His duties entail a little bit of everything, from pitch-type classification to forecasting player skillsets for the draft to even the nittiest of gritty details such as tracking the exit velocity of a ball and controlling for weather and wind conditions—all while using math he learned in Associate Professor Joshua Landon’s regression analysis course.

“Probably the most accessible way to say it is that my job is to take the game and estimate and project every single aspect of it,” Rosenberg said. “It really is all-encompassing.”

Rosenberg, who was GW Business’ Most Outstanding Student in 2019, has long loved sports, and being a member of an Alantic-10-winning men’s water polo team at GW further cemented that. After working a few data analysis jobs after graduation, in addition to earning a master’s degree in statistics at U.C. Davis, he landed as a data science consultant with the NBA’s Sacramento Kings in 2020 before venturing into a sport that has been the ringleader in the analytics revolution.

Made popular by the book and later Brad Pitt film “Moneyball,” baseball’s analytic movement has seen teams rely more and more on advanced stats and data to calculate the most favorable matchups, pitch optimization, fielder’s positioning and maximization of a player’s skillset.

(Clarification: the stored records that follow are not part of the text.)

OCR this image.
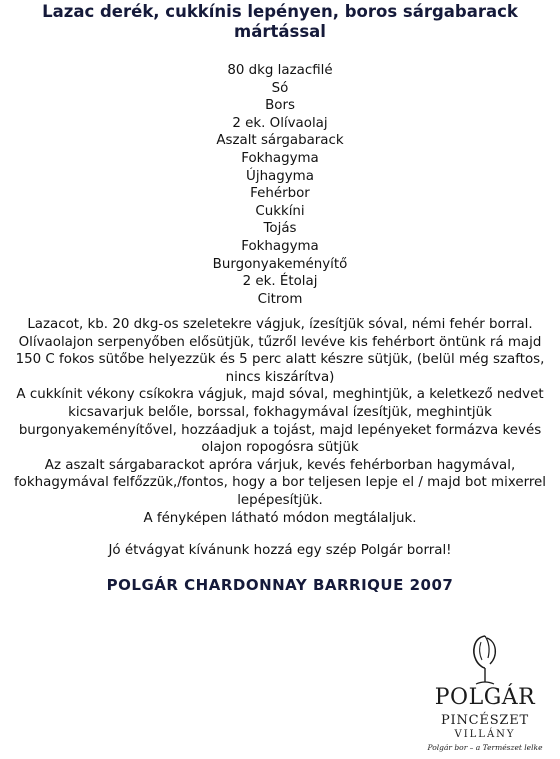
Lazac derék, cukkínis lepényen, boros sárgabarack mártással
80 dkg lazacfilé
Só
Bors
2 ek. Olívaolaj
Aszalt sárgabarack
Fokhagyma
Újhagyma
Fehérbor
Cukkíni
Tojás
Fokhagyma
Burgonyakeményítő
2 ek. Étolaj
Citrom

Lazacot, kb. 20 dkg-os szeletekre vágjuk, ízesítjük sóval, némi fehér borral. Olívaolajon serpenyőben elősütjük, tűzről levéve kis fehérbort öntünk rá majd 150 C fokos sütőbe helyezzük és 5 perc alatt készre sütjük, (belül még szaftos, nincs kiszárítva)

A cukkínit vékony csíkokra vágjuk, majd sóval, meghintjük, a keletkező nedvet kicsavarjuk belőle, borssal, fokhagymával ízesítjük, meghintjük burgonyakeményítővel, hozzáadjuk a tojást, majd lepényeket formázva kevés olajon ropogósra sütjük

Az aszalt sárgabarackot apróra várjuk, kevés fehérborban hagymával, fokhagymával felfőzzük,/fontos, hogy a bor teljesen lepje el / majd bot mixerrel lepépesítjük.

A fényképen látható módon megtálaljuk.

Jó étvágyat kívánunk hozzá egy szép Polgár borral!
POLGÁR CHARDONNAY BARRIQUE 2007
POLGÁR
PINCÉSZET
VILLÁNY
Polgár bor – a Természet lelke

While there’s been a healthy debate about whether teams rely on these numbers too much and thus removing some of the human element out of the game, Rosenberg said the Cubs have a healthy mix and that, like in any successful business, communication is key.

“I really think it's a give and take between both sides where the coaching staff or the people who are more focused on working with the players are coming to us, or we're coming to them, and we're teaching them about the models and what the probability means, and then they're there to interpret that on the field,” Rosenberg said.

Rosenberg pointed to an example this season where the coaching staff asked about how aggressive they should be sending runners home to try and score from second or first base on hits to the outfield. Using their statistical models, his analytics team identified situations during the game where it was advantageous to send the runner and when it was not.

“There’s a question-and-answer side of it where I think we do a really good job of working with all the other coaches and other departments fielding those questions, testing them and seeing if there is anything to the question,” he said. “If we can find an effect, then fantastic, and we’ll find a way to leverage that.”

For the record, entering play on Sept. 26, the Cubs were the fourth-best team in all of baseball when a runner on second scored on a single, plating 116 runs in that scenario. Considering they made the playoffs by one game, those extra runs throughout the course of the season paid dividends.

It’s a tense time of year for fans, players and front office members alike. But as the old saying goes, pressure is a privilege, and Rosenberg and the Cubs are relishing in the moment.

“It’s equal parts exciting and equal parts stressful,” he said. “It makes every game incredibly more fun, and it’s not lost on me that every single day I walk off the train and work at Wrigley Field. That’s still a surreal experience. So, it’s a lot of fun, a lot of work and a lot of stress, but I can’t think of a better way to spend my September.”

And he hopes much of his October as the Cubs chase a second World Series championship in the last seven years.